Fear not, there will be no spoilers here, but the phrase highlights a certain grim inevitability of a looming threat that pervades the series.
Perhaps this is the attitude advisers should take towards a ban on contingent charging for defined benefit transfers – the practice of advisers only being paid for their services if they recommend a transfer.
We have now learnt that Frank Field, the chairman of the Work and Pensions Committee, plans to bring forward legislation to ban contingent charging if the Financial Conduct Authority refuses to act.
Mr Field and his committee have made their views on contingent charging plain: when it published its review into the British Steel Pension Scheme debacle in early 2018 it identified this practice as a “key driver of poor advice”.
The FCA politely disagreed, saying the issue was more complex, but the regulator has found itself having to review the issue yet again after sustained pressure from Mr Field.
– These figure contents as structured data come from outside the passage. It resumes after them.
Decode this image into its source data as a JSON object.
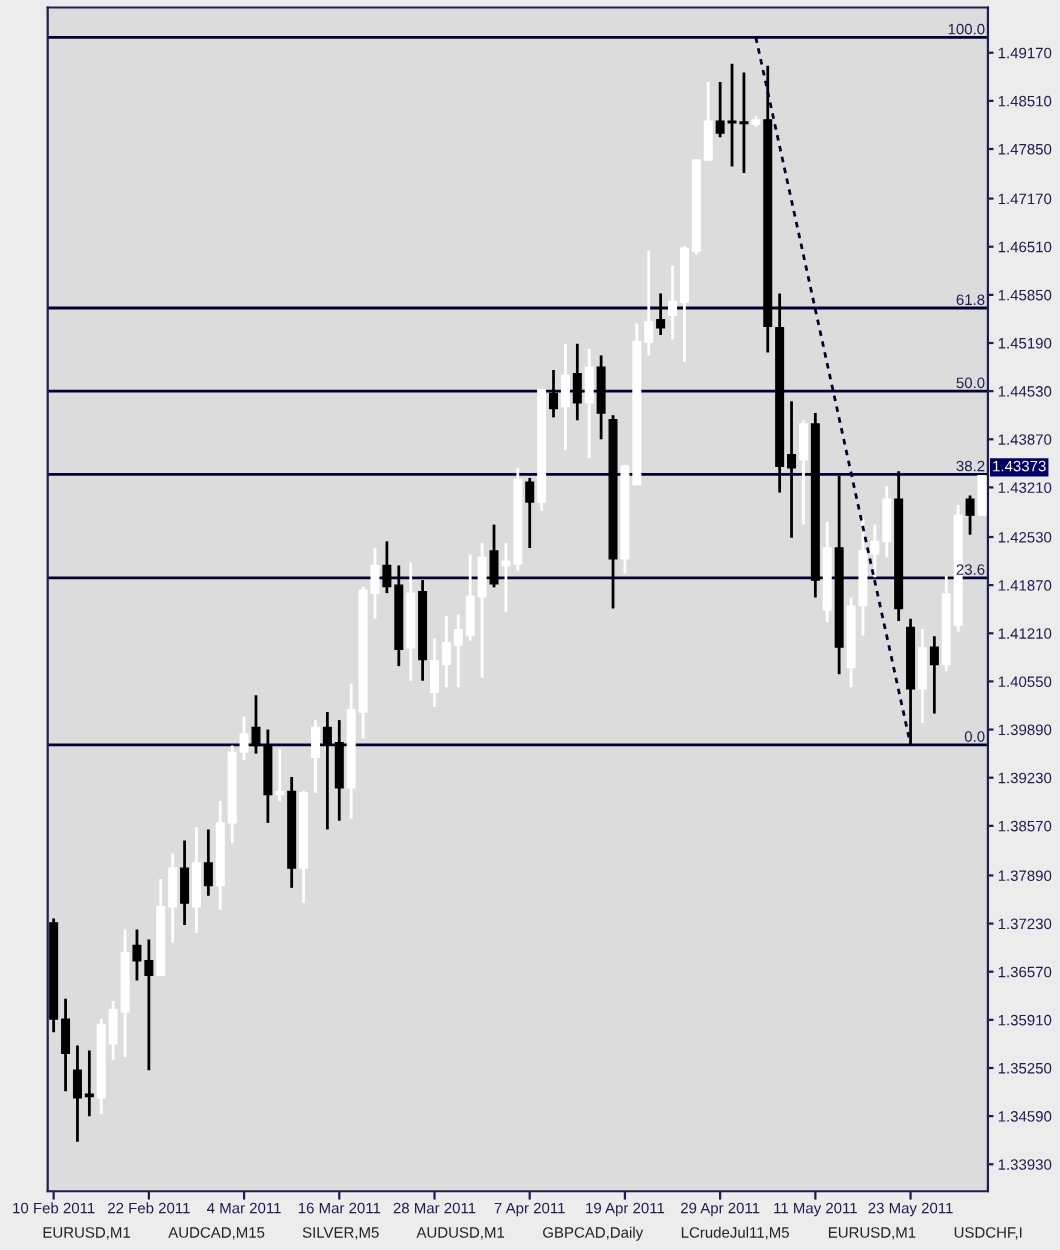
{
  "chart_data": {
    "type": "candlestick",
    "categories": [
      "10 Feb 2011",
      null,
      null,
      null,
      null,
      null,
      null,
      null,
      "22 Feb 2011",
      null,
      null,
      null,
      null,
      null,
      null,
      null,
      "4 Mar 2011",
      null,
      null,
      null,
      null,
      null,
      null,
      null,
      "16 Mar 2011",
      null,
      null,
      null,
      null,
      null,
      null,
      null,
      "28 Mar 2011",
      null,
      null,
      null,
      null,
      null,
      null,
      null,
      "7 Apr 2011",
      null,
      null,
      null,
      null,
      null,
      null,
      null,
      "19 Apr 2011",
      null,
      null,
      null,
      null,
      null,
      null,
      null,
      "29 Apr 2011",
      null,
      null,
      null,
      null,
      null,
      null,
      null,
      "11 May 2011",
      null,
      null,
      null,
      null,
      null,
      null,
      null,
      "23 May 2011",
      null,
      null,
      null,
      null,
      null,
      null
    ],
    "ohlc": [
      [
        1.3724,
        1.373,
        1.3574,
        1.3592
      ],
      [
        1.3592,
        1.362,
        1.3493,
        1.3545
      ],
      [
        1.3522,
        1.3556,
        1.3424,
        1.3484
      ],
      [
        1.3489,
        1.3549,
        1.3459,
        1.3486
      ],
      [
        1.3484,
        1.3592,
        1.3462,
        1.3584
      ],
      [
        1.3558,
        1.3617,
        1.3536,
        1.3605
      ],
      [
        1.3602,
        1.3715,
        1.354,
        1.3683
      ],
      [
        1.3693,
        1.3715,
        1.3645,
        1.3672
      ],
      [
        1.3672,
        1.3701,
        1.3522,
        1.3652
      ],
      [
        1.3652,
        1.3784,
        1.3652,
        1.3746
      ],
      [
        1.3746,
        1.3819,
        1.3697,
        1.3799
      ],
      [
        1.3799,
        1.3837,
        1.3721,
        1.3751
      ],
      [
        1.3746,
        1.3855,
        1.371,
        1.3806
      ],
      [
        1.3806,
        1.3852,
        1.3761,
        1.3775
      ],
      [
        1.3775,
        1.3891,
        1.3742,
        1.3861
      ],
      [
        1.3861,
        1.3967,
        1.3833,
        1.3958
      ],
      [
        1.3958,
        1.4007,
        1.3947,
        1.3983
      ],
      [
        1.3992,
        1.4036,
        1.3956,
        1.3967
      ],
      [
        1.3967,
        1.3989,
        1.3861,
        1.39
      ],
      [
        1.39,
        1.3962,
        1.3891,
        1.3904
      ],
      [
        1.3904,
        1.3924,
        1.3772,
        1.3799
      ],
      [
        1.3799,
        1.3905,
        1.3751,
        1.3902
      ],
      [
        1.3951,
        1.4002,
        1.3902,
        1.3992
      ],
      [
        1.3992,
        1.4013,
        1.3852,
        1.3969
      ],
      [
        1.3971,
        1.4002,
        1.3864,
        1.3909
      ],
      [
        1.3909,
        1.4052,
        1.3867,
        1.4016
      ],
      [
        1.4013,
        1.4185,
        1.3977,
        1.418
      ],
      [
        1.4176,
        1.4238,
        1.4141,
        1.4214
      ],
      [
        1.4214,
        1.4247,
        1.4176,
        1.4185
      ],
      [
        1.4187,
        1.4214,
        1.4076,
        1.4099
      ],
      [
        1.4101,
        1.4218,
        1.4056,
        1.4176
      ],
      [
        1.4178,
        1.4194,
        1.4056,
        1.4085
      ],
      [
        1.404,
        1.4114,
        1.402,
        1.4083
      ],
      [
        1.4078,
        1.4145,
        1.4047,
        1.4108
      ],
      [
        1.4105,
        1.4147,
        1.4047,
        1.4126
      ],
      [
        1.4118,
        1.4229,
        1.4111,
        1.4172
      ],
      [
        1.4171,
        1.4245,
        1.406,
        1.4225
      ],
      [
        1.4234,
        1.427,
        1.4184,
        1.4189
      ],
      [
        1.4214,
        1.4245,
        1.415,
        1.422
      ],
      [
        1.4216,
        1.4348,
        1.4207,
        1.4332
      ],
      [
        1.4328,
        1.4334,
        1.4238,
        1.4301
      ],
      [
        1.4301,
        1.4455,
        1.4289,
        1.4455
      ],
      [
        1.445,
        1.4482,
        1.4417,
        1.4429
      ],
      [
        1.4432,
        1.4518,
        1.4372,
        1.4475
      ],
      [
        1.4477,
        1.4518,
        1.4413,
        1.4437
      ],
      [
        1.4437,
        1.4511,
        1.4361,
        1.4486
      ],
      [
        1.4486,
        1.4502,
        1.4387,
        1.4423
      ],
      [
        1.4414,
        1.442,
        1.4155,
        1.4223
      ],
      [
        1.4223,
        1.4352,
        1.4203,
        1.435
      ],
      [
        1.4325,
        1.4546,
        1.4325,
        1.4521
      ],
      [
        1.452,
        1.4646,
        1.4502,
        1.4548
      ],
      [
        1.4551,
        1.4587,
        1.453,
        1.454
      ],
      [
        1.4557,
        1.4625,
        1.4524,
        1.4576
      ],
      [
        1.4575,
        1.4652,
        1.4493,
        1.4649
      ],
      [
        1.4645,
        1.477,
        1.464,
        1.477
      ],
      [
        1.477,
        1.4877,
        1.477,
        1.4823
      ],
      [
        1.4823,
        1.4877,
        1.4801,
        1.4807
      ],
      [
        1.4823,
        1.4902,
        1.4761,
        1.4821
      ],
      [
        1.4822,
        1.489,
        1.4752,
        1.482
      ],
      [
        1.4819,
        1.483,
        1.4815,
        1.4825
      ],
      [
        1.4825,
        1.4899,
        1.4506,
        1.4542
      ],
      [
        1.454,
        1.4587,
        1.4314,
        1.435
      ],
      [
        1.4366,
        1.4439,
        1.4252,
        1.4348
      ],
      [
        1.4359,
        1.4413,
        1.427,
        1.4408
      ],
      [
        1.4408,
        1.4423,
        1.417,
        1.4194
      ],
      [
        1.4153,
        1.4274,
        1.4136,
        1.4238
      ],
      [
        1.4238,
        1.4337,
        1.4065,
        1.4102
      ],
      [
        1.4074,
        1.417,
        1.4047,
        1.4158
      ],
      [
        1.4159,
        1.4279,
        1.4118,
        1.4234
      ],
      [
        1.423,
        1.427,
        1.4198,
        1.4247
      ],
      [
        1.4247,
        1.4323,
        1.4225,
        1.4305
      ],
      [
        1.4305,
        1.4343,
        1.4138,
        1.4155
      ],
      [
        1.4129,
        1.4141,
        1.3968,
        1.4045
      ],
      [
        1.4045,
        1.4127,
        1.3998,
        1.4101
      ],
      [
        1.4102,
        1.4117,
        1.4011,
        1.4078
      ],
      [
        1.4078,
        1.42,
        1.4069,
        1.4175
      ],
      [
        1.4132,
        1.4297,
        1.4123,
        1.4283
      ],
      [
        1.4305,
        1.431,
        1.4256,
        1.4283
      ],
      [
        1.4283,
        1.4337,
        1.4283,
        1.4337
      ]
    ],
    "colors": [
      "#000000",
      "#000000",
      "#000000",
      "#000000",
      "#ffffff",
      "#ffffff",
      "#ffffff",
      "#000000",
      "#000000",
      "#ffffff",
      "#ffffff",
      "#000000",
      "#ffffff",
      "#000000",
      "#ffffff",
      "#ffffff",
      "#ffffff",
      "#000000",
      "#000000",
      "#ffffff",
      "#000000",
      "#ffffff",
      "#ffffff",
      "#000000",
      "#000000",
      "#ffffff",
      "#ffffff",
      "#ffffff",
      "#000000",
      "#000000",
      "#ffffff",
      "#000000",
      "#ffffff",
      "#ffffff",
      "#ffffff",
      "#ffffff",
      "#ffffff",
      "#000000",
      "#ffffff",
      "#ffffff",
      "#000000",
      "#ffffff",
      "#000000",
      "#ffffff",
      "#000000",
      "#ffffff",
      "#000000",
      "#000000",
      "#ffffff",
      "#ffffff",
      "#ffffff",
      "#000000",
      "#ffffff",
      "#ffffff",
      "#ffffff",
      "#ffffff",
      "#000000",
      "#000000",
      "#000000",
      "#ffffff",
      "#000000",
      "#000000",
      "#000000",
      "#ffffff",
      "#000000",
      "#ffffff",
      "#000000",
      "#ffffff",
      "#ffffff",
      "#ffffff",
      "#ffffff",
      "#000000",
      "#000000",
      "#ffffff",
      "#000000",
      "#ffffff",
      "#ffffff",
      "#000000",
      "#ffffff"
    ],
    "series": [
      {
        "type": "line",
        "values": [
          null,
          null,
          null,
          null,
          null,
          null,
          null,
          null,
          null,
          null,
          null,
          null,
          null,
          null,
          null,
          null,
          null,
          null,
          null,
          null,
          null,
          null,
          null,
          null,
          null,
          null,
          null,
          null,
          null,
          null,
          null,
          null,
          null,
          null,
          null,
          null,
          null,
          null,
          null,
          null,
          null,
          null,
          null,
          null,
          null,
          null,
          null,
          null,
          null,
          null,
          null,
          null,
          null,
          null,
          null,
          null,
          null,
          null,
          null,
          1.4938,
          null,
          null,
          null,
          null,
          null,
          null,
          null,
          null,
          null,
          null,
          null,
          null,
          1.3968,
          null,
          null,
          null,
          null,
          null,
          null
        ],
        "color": "#000033",
        "line_style": "dotted"
      }
    ],
    "ylim": [
      1.3356,
      1.4979
    ],
    "yticks": [
      {
        "value": 1.4917,
        "label": "1.49170"
      },
      {
        "value": 1.4851,
        "label": "1.48510"
      },
      {
        "value": 1.4785,
        "label": "1.47850"
      },
      {
        "value": 1.4717,
        "label": "1.47170"
      },
      {
        "value": 1.4651,
        "label": "1.46510"
      },
      {
        "value": 1.4585,
        "label": "1.45850"
      },
      {
        "value": 1.4519,
        "label": "1.45190"
      },
      {
        "value": 1.4453,
        "label": "1.44530"
      },
      {
        "value": 1.4387,
        "label": "1.43870"
      },
      {
        "value": 1.4321,
        "label": "1.43210"
      },
      {
        "value": 1.4253,
        "label": "1.42530"
      },
      {
        "value": 1.4187,
        "label": "1.41870"
      },
      {
        "value": 1.4121,
        "label": "1.41210"
      },
      {
        "value": 1.4055,
        "label": "1.40550"
      },
      {
        "value": 1.3989,
        "label": "1.39890"
      },
      {
        "value": 1.3923,
        "label": "1.39230"
      },
      {
        "value": 1.3857,
        "label": "1.38570"
      },
      {
        "value": 1.3789,
        "label": "1.37890"
      },
      {
        "value": 1.3723,
        "label": "1.37230"
      },
      {
        "value": 1.3657,
        "label": "1.36570"
      },
      {
        "value": 1.3591,
        "label": "1.35910"
      },
      {
        "value": 1.3525,
        "label": "1.35250"
      },
      {
        "value": 1.3459,
        "label": "1.34590"
      },
      {
        "value": 1.3393,
        "label": "1.33930"
      }
    ],
    "ref_lines": [
      {
        "axis": "y",
        "value": 1.4938,
        "color": "#000033"
      },
      {
        "axis": "y",
        "value": 1.4567,
        "color": "#000033"
      },
      {
        "axis": "y",
        "value": 1.4453,
        "color": "#000033"
      },
      {
        "axis": "y",
        "value": 1.4339,
        "color": "#000033"
      },
      {
        "axis": "y",
        "value": 1.4197,
        "color": "#000033"
      },
      {
        "axis": "y",
        "value": 1.3968,
        "color": "#000033"
      }
    ],
    "annotations": [
      "1.43373",
      {
        "text": "100.0",
        "y": 1.4938
      },
      {
        "text": "61.8",
        "y": 1.4567
      },
      {
        "text": "50.0",
        "y": 1.4453
      },
      {
        "text": "38.2",
        "y": 1.4339
      },
      {
        "text": "23.6",
        "y": 1.4197
      },
      {
        "text": "0.0",
        "y": 1.3968
      },
      "EURUSD,M1",
      "AUDCAD,M15",
      "SILVER,M5",
      "AUDUSD,M1",
      "GBPCAD,Daily",
      "LCrudeJul11,M5",
      "EURUSD,M1",
      "USDCHF,I"
    ],
    "grid": false,
    "legend": false
  }
}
There are certainly arguments on both sides: it is true there is something about contingent charging that fails the smell test and it is easy to see why the public might be suspicious.
But on the other hand, without contingent charging many would be unable to afford advice.
Like with many aspects of the sorry tale of the BSPS, bad advisers cause problems for the good ones.
Reading the runes, it seems a contingent charging ban is more likely than not and advisers should probably prepare themselves for this eventuality.
As far as contingent charging is concerned, winter is coming.